Scenario to "build all"
Is there an option in scenario to "build all" branches of a project as it is existing in the UX of the flow ?
To explain my question with context :
I have a project with multiple "download" inputs, a common central part, and multiples outputs folders on differents branches.
In have a first step in my scenario building only the common part with all the inputs.

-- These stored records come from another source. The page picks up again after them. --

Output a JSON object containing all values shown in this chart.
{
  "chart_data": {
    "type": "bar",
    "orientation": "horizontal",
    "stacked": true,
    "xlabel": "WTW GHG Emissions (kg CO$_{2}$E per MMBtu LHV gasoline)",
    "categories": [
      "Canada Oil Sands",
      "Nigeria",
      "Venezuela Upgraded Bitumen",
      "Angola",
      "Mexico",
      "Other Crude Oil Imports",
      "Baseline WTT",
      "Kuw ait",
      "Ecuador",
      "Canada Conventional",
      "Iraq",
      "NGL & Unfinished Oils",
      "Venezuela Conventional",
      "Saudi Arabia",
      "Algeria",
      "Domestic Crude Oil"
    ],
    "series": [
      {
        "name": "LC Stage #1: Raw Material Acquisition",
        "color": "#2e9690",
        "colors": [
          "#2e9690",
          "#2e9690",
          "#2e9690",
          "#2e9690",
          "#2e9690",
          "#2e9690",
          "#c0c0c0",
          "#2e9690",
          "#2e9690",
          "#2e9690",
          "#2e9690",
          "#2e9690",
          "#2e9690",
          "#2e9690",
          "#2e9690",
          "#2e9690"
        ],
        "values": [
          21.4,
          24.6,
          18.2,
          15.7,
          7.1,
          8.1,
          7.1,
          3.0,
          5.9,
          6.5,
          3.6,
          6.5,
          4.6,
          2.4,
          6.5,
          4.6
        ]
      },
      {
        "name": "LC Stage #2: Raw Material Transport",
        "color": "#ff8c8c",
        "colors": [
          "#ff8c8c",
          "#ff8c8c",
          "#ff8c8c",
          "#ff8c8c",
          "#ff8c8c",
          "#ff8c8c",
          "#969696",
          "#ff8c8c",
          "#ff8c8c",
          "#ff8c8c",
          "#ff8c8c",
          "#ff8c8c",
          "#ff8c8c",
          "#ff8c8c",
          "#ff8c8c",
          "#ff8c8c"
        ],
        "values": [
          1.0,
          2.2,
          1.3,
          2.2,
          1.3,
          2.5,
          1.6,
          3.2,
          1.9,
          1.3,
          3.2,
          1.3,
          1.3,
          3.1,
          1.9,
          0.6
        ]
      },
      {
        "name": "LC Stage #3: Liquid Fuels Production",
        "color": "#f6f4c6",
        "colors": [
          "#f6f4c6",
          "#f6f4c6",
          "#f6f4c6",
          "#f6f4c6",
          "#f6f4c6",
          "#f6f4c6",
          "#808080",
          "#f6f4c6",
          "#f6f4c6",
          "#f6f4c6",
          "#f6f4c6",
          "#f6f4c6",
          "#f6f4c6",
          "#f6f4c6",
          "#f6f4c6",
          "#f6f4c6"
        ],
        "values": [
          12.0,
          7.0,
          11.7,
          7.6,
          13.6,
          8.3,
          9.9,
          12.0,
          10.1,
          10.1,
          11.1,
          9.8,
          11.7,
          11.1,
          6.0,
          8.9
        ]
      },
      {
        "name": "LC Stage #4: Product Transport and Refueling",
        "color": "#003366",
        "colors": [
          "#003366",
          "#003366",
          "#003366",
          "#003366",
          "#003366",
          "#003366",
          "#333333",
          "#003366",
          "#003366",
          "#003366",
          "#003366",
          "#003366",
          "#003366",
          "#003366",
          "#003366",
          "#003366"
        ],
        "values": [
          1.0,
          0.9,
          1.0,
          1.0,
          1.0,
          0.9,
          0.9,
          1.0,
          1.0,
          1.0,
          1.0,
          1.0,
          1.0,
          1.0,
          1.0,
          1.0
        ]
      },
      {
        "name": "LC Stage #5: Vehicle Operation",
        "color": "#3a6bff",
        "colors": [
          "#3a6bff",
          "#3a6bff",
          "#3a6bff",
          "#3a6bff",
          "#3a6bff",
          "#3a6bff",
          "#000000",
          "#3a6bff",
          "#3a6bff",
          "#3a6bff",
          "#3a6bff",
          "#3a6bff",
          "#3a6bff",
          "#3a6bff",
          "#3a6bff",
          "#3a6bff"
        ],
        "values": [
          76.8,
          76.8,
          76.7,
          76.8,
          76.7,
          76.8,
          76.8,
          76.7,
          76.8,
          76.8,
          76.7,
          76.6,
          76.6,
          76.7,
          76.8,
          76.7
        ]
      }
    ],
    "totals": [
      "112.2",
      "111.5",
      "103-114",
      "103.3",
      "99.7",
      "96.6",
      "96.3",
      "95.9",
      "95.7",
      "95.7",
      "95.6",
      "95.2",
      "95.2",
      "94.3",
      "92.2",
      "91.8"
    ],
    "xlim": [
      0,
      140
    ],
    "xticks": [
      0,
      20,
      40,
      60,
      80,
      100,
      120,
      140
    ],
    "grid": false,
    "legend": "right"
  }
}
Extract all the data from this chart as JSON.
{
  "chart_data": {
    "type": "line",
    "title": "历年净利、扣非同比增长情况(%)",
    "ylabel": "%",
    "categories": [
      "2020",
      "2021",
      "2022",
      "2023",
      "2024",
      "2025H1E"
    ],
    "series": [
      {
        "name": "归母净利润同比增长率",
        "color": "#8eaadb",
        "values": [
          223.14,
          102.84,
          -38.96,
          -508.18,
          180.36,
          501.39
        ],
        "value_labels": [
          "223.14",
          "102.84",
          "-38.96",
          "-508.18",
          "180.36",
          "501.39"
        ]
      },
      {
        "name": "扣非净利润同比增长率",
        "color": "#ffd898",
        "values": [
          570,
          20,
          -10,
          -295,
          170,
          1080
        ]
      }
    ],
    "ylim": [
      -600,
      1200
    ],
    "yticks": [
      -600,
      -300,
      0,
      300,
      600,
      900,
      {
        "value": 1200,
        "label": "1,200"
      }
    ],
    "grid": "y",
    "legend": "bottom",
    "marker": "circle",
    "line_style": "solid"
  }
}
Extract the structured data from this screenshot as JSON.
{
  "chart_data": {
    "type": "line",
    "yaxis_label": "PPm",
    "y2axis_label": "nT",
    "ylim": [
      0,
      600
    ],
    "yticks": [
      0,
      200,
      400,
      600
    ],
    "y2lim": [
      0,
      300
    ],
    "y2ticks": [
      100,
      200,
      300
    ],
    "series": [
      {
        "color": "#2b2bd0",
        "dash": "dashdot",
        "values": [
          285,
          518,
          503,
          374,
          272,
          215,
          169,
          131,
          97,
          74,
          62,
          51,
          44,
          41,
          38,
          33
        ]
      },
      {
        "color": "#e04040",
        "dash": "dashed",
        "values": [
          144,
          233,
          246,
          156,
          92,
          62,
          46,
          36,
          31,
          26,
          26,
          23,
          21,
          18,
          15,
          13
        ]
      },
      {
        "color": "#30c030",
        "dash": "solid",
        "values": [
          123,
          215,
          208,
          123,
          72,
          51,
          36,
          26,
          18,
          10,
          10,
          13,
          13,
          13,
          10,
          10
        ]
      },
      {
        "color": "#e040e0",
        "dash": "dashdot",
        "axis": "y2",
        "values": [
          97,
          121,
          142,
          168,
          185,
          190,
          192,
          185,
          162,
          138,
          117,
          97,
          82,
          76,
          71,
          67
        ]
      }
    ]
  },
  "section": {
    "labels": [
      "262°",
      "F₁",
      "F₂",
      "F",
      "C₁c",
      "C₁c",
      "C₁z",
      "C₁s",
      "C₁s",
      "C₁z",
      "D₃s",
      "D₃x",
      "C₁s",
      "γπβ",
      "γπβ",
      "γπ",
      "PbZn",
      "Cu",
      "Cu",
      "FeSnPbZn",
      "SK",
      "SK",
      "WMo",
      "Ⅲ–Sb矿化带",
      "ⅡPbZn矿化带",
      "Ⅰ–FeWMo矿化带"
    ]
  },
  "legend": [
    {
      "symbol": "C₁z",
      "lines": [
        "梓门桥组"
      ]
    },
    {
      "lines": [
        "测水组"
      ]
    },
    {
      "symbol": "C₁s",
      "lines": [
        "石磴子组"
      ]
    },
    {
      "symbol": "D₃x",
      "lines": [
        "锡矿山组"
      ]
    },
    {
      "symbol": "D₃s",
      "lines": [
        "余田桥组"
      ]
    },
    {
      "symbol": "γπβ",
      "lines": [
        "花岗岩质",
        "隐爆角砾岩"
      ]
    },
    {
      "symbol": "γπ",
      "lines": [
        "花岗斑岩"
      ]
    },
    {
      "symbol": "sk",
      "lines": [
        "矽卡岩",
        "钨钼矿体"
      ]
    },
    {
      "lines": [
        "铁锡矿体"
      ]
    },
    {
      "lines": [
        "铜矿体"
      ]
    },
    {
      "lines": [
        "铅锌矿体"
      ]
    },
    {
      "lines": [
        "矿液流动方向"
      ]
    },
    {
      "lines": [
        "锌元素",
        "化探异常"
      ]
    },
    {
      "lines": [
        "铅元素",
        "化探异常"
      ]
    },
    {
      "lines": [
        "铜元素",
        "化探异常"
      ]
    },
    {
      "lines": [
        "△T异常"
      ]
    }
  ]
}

I use the option "force rebuild" on the last dataset of my common part in my scenario.
Then i want to build only the branches after the common part (only the datasets & folders inside the green square).
The branches should be built branch after branch (step 2 then step 3, then step 4, ... then step N).
I use the "build required" option, chosing the last folder of each branch.
The problem is that Dataiku for step 2,3,4,N rebuild datasets from the beginning of the flow.
So a simple solution should be finding a way to "build all" once and for all but there is maybe a better solution ?
Thanks!
Answers
-
Manuel Alpha Tester, Dataiker Alumni, Dataiku DSS Core Designer, Dataiku DSS ML Practitioner, Dataiku DSS Core Concepts, Dataiku DSS Adv Designer, Registered Posts: 193 ✭✭✭✭✭✭✭
Hi Jack,
The Force Rebuild is smart, so if you have one single step listing all output datasets, DSS will actually determine the dependencies and build all required datasets only once.
You can check this in the job, while its running or in the log.
I hope this helps.
Best regards
-
Could be an alternative solution to my problem, thanks !
If i really want separate steps for each of my steps, no solution ? -
Manuel Alpha Tester, Dataiker Alumni, Dataiku DSS Core Designer, Dataiku DSS ML Practitioner, Dataiku DSS Core Concepts, Dataiku DSS Adv Designer, Registered Posts: 193 ✭✭✭✭✭✭✭
If you still want to build your flow in two-steps, there is something else you can do:
- In the dataset settings you can control when a dataset is built (see attached)
- In summary, you can stop a force rebuild in a dataset.
- So you can have a step that builds downstream from a dataset and another that builds upstream from that dataset (always right to left)
I hope this helps.
Best regards